PHOENIX — A Valley family is praising a healthcare worker for helping their child, grateful the devoted respiratory therapist was there to treat their chronically ill daughter during her stay at Phoenix Children's Hospital.
Life is something to be celebrated, especially for 14-year-old Hayden Lichtenberg.
“I always say she is my masterpiece,” Stacy Lichtenberg said of her daughter.
However, a chance at life was far from a sure thing for Hayden. When Lichtenberg was 29 weeks pregnant, she and her husband learned their baby would have numerous birth defects that could be incompatible with life.
"At the time I was 18 and I was like, I'm too young to bury my own child," Lichtenberg said.
Three weeks after learning about the issues, Lichtenberg's water broke and Hayden came into the world. She was premature but alive.

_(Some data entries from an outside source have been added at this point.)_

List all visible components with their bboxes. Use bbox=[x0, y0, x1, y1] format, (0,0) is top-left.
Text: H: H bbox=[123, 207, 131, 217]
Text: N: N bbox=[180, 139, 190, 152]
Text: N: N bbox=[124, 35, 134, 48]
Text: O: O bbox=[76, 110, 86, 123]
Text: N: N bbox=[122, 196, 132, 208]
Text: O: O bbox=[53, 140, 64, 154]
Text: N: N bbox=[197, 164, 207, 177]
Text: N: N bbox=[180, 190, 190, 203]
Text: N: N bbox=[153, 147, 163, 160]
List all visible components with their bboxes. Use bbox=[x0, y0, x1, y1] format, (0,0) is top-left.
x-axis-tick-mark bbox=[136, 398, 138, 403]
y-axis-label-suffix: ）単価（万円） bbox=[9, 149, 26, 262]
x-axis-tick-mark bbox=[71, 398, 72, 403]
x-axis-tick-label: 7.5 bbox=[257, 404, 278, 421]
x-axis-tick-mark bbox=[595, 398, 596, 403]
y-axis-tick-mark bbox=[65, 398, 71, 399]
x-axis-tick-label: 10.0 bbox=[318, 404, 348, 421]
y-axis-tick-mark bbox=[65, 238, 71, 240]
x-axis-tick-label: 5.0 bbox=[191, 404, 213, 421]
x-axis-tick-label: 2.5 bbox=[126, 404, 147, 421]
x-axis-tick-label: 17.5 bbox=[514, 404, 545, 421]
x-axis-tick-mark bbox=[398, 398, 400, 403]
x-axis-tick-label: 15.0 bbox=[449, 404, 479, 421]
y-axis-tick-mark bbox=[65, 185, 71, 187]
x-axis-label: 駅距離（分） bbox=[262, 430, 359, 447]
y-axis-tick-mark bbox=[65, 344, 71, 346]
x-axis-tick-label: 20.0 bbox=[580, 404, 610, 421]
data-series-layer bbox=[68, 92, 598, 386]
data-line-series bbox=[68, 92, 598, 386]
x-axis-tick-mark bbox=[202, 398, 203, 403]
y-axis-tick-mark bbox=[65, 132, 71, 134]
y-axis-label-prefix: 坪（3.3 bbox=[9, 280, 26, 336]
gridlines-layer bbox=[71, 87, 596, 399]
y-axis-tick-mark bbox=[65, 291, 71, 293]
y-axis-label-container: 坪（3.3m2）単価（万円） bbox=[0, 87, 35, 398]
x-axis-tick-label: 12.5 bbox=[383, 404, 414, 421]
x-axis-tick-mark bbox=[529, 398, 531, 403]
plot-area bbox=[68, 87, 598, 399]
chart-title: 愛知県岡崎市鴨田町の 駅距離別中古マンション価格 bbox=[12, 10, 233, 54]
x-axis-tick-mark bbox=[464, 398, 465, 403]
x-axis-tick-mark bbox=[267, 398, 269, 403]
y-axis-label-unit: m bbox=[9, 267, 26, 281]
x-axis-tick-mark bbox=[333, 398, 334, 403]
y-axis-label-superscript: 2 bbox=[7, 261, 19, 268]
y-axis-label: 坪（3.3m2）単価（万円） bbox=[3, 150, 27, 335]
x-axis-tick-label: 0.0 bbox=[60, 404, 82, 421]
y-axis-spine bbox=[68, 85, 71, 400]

“She cried three times, and those three cries are what get me through even the hardest days. If she beat those odds, she can beat a lot,” Lichtenberg said.
Since then, Hayden has faced numerous medical challenges. She was born without ears, with her intestines in the wrong place, and numerous other issues.
For Hayden, life is a miracle.
“It’s the little moments,” Lichtenberg said.
Back in April, Hayden suffered from a respiratory infection, which started to impact her ability to breathe.
“It was one of those moments. We are in trouble,” Lichtenberg said.
Hayden was admitted to Phoenix Children’s Hospital and into the care of respiratory therapist Alan Go.
Go said he quickly realized Hayden needed immediate care or would need intubation.
“You have to do something right there and then,” Lichtenberg said.
Go suggested putting Hayden on a BiPap machine to help her breathe. A new treatment for the teenager.
Lichtenberg said it took only a couple of minutes before things started to improve.
“And she looked up to me, and said, mom, I can breathe,” Lichtenberg said, “It was like all the stars aligned and like, okay we are going to be okay.“
In the days that followed, Go continued to check in on Hayden. Soon, doctors transferred Hayden out of the emergency room to the ICU. Go continued to stop by, even coming to work early to check Hayden's well-being.
“I kept checking on her because I was worried about her,” Go said.
“The compassion, just the level of care you have for your patients, doesn’t go unnoticed," Lichtenberg said.
Lichtenberg wrote an email to PCH, praising the compassion Go showed Hayden will she was under his care. She wrote in part: "After 13 years on this journey with a chronically ill kiddo, you don't come across people like Alan often.”
PCH honored Go with an award for his service.
"It was awesome, especially if you get noticed for something you do every night," Go said.